新国立劇場バレエ団「こどものためのバレエ劇場 白鳥の湖」(2):スリリングなドラマ

7月21日、「こどものためのバレエ劇場 白鳥の湖」こと「こども白鳥」、引き続き午後の米沢&井澤組です。

が、中家さんのロットバルトの予定がいきなり降板。kodomohakuchou3 急遽、これまた絶賛売り出し中の小柴君の登場となりました。

して小野さんと並ぶ2枚看板のもう一枚、米沢唯ちゃん。 正統派の絢子姫に対し、唯ちゃんなりの、スリリングでドラマチックなお話でした。

王子の井澤君は2シーズン目を終えるところ。 王子役が板についてきて、演技力も最初に比べると格段に向上しています。 彼は頭を使っていろいろ考えて舞台に挑んでくるようです。

またこども白鳥、一律料金で座席は早い者勝ちゆえ、ここぞとばかりにオペラパレスの1階席で見るわけですが、近いと見えるものが違う。 井澤君はやっぱり王子のオーラがある人だなぁ……と改めて感じます。

 

kodomohakuchou1王妃が仙頭さん。 美しいのですが、午前中のかわいらしく慈愛系&女優の本島王妃に対して氷の能面というのでしょうか。 継母か。

道化が、これも超絶技巧系の役どころの2枚看板ともいえる福田君。 動きがファンキーなのに、細かい気配りがあったりと甲斐甲斐しい道化です。 そして踊りはキレッキレのダイナミックさで魅せてくれました。
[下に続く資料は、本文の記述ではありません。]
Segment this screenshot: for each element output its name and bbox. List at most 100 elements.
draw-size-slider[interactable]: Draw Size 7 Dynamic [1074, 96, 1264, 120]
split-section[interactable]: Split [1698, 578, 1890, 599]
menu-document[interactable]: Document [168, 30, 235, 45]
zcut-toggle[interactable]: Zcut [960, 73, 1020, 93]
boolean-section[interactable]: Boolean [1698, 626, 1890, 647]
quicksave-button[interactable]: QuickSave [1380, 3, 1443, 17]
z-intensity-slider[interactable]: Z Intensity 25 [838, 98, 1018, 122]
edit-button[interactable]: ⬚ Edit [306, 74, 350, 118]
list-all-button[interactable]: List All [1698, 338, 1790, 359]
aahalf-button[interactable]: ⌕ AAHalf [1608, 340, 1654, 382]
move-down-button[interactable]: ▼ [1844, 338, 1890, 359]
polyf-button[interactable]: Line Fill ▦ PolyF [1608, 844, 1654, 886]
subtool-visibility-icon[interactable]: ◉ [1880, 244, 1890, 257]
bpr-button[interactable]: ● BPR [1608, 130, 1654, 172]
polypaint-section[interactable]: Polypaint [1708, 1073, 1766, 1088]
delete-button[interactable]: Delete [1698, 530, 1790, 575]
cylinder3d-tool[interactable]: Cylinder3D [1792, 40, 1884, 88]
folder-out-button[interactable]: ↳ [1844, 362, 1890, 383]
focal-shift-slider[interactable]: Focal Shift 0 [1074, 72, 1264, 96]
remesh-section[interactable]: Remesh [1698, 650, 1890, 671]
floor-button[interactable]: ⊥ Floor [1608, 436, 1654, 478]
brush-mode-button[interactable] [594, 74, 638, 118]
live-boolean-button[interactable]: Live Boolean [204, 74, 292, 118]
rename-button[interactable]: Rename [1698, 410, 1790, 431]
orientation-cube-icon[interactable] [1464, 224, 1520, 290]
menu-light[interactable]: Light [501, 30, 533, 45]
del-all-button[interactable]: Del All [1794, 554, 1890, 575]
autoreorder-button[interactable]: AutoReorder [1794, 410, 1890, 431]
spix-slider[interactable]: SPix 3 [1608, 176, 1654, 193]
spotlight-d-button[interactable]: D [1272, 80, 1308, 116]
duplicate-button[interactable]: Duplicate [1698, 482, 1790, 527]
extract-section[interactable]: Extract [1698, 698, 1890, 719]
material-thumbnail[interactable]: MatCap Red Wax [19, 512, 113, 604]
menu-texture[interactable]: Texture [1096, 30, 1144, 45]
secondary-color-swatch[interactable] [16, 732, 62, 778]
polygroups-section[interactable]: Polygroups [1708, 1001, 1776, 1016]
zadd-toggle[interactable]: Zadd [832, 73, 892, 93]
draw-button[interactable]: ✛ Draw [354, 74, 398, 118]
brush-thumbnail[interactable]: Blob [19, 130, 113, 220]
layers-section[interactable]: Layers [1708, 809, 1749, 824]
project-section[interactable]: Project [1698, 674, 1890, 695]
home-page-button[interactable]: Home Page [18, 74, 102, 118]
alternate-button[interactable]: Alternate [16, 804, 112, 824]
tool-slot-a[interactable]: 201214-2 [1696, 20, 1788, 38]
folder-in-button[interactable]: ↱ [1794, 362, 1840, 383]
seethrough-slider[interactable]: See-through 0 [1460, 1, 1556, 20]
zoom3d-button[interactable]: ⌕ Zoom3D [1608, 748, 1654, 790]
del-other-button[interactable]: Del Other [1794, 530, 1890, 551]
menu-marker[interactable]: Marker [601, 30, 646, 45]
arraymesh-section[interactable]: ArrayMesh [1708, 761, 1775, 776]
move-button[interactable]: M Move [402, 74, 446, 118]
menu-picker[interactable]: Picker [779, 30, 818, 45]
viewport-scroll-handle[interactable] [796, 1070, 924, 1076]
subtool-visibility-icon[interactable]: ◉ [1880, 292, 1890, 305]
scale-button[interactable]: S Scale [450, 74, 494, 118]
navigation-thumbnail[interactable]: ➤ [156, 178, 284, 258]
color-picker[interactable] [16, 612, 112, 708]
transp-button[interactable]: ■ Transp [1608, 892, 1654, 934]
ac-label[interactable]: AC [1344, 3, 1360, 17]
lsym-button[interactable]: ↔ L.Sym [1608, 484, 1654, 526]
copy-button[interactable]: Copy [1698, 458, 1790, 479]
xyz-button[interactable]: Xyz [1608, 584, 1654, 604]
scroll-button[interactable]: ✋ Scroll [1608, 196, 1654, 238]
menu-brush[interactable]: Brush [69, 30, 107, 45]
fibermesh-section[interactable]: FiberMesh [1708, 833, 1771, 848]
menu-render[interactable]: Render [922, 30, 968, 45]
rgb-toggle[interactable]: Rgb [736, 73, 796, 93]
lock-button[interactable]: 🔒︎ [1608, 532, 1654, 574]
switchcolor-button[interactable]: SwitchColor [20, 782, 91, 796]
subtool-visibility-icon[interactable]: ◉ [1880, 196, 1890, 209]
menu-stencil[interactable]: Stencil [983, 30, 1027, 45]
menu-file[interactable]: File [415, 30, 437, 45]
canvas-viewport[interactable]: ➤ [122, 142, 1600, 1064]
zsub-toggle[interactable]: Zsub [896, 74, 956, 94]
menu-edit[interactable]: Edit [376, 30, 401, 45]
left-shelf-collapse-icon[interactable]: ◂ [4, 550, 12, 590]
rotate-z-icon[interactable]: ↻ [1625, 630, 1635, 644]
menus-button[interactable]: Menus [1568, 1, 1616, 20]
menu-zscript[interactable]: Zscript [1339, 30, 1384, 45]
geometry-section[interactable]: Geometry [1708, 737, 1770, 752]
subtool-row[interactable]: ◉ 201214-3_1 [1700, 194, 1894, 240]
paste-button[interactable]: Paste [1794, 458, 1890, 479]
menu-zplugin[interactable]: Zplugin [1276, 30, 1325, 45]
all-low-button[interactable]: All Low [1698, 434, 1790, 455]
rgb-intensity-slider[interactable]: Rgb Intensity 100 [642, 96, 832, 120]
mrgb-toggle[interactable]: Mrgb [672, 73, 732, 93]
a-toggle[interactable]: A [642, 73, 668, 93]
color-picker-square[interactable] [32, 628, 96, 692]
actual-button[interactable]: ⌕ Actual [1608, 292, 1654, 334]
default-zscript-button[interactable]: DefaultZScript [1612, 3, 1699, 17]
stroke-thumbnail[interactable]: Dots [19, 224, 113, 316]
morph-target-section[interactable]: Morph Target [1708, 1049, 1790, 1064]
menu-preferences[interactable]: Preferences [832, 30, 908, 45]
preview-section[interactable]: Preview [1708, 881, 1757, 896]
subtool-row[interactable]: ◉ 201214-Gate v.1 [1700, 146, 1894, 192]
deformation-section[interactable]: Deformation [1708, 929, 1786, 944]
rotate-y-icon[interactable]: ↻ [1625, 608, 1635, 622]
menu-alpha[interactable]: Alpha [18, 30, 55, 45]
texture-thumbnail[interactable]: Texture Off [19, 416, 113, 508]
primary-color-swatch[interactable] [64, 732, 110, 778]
さて、米沢白鳥ですが、人外には定評のある唯ちゃん、やっぱり白鳥の鳥加減がいいです。 なんだか本当に鳥らしく、ロットバルトの魔法でもう人間としての記憶もギリギリなんじゃないかと思わせるような白鳥です。 王子と出会って人間らしい気持ちを取り戻したような風にも思えます。

4羽の白鳥は、この回は奥田、広瀬、石山、五月女という見慣れたサイズ、見慣れたダンサーの方々。 こんなに前で見ているのに本当に足音が少なくてびっくり。 どうしたってパカパカ言いそうなところが実に静かで、この組は一種職人集団でもありますね。 広瀬さんが午前、午後と一日2回も4羽の白鳥って、怪我上がりだと思いますが、これを4日間とは! 無事に日程終えられますように…!

ロットバルトの小柴君は、絶賛売り出し中……というより、絶賛修行中というべきでしょうか(笑) スタイルと大きさゆえか、最近非常に機会を与えられている人ではあります。 が、「ドン・キ」の(まさかの)エスパーダから、「アラジン」エメラルドとよくなってきていますが、ロットバルトは難しいのでしょうね。 踊り慣れた貝川さんを午前中に見ただけに、相当に及ばないです。 健闘はしていましたが、中家さんの分まで回数はこなせますから頑張れー。

そういえばこのこども白鳥、オデットのお付きに大きな2羽の白鳥がいるのですが、午前は丸尾さんじゃない方、午後は堀口さんじゃない方がちょっとあんまりというか、ダメというのか見苦しいというか、ずっといる人との差がこんなにでかいのかというクオリティ(新しい人だと思います。名前はわかりません)。 体型もでかいというより、太い。 動きに品がないしバタバタしてて、片足で立ってても膝曲がってるし。 総じて素晴らしい舞台のなかで、このお付き白鳥のぶっとい方だけ、露骨に眉間にしわが寄りました。 新国は男子が充実してきている分、女子の、特に新加入組にそろそろ差がつき始めているような気がします。 1階席でいつも以上に表情がしっかり見える分、見えなくてもいいものまで見えたかも。 白鳥ってごまかしが効かない作品なんだなと、改めて思いました。 白いチュチュは、過酷なまでにすべてをさらけ出しますね……。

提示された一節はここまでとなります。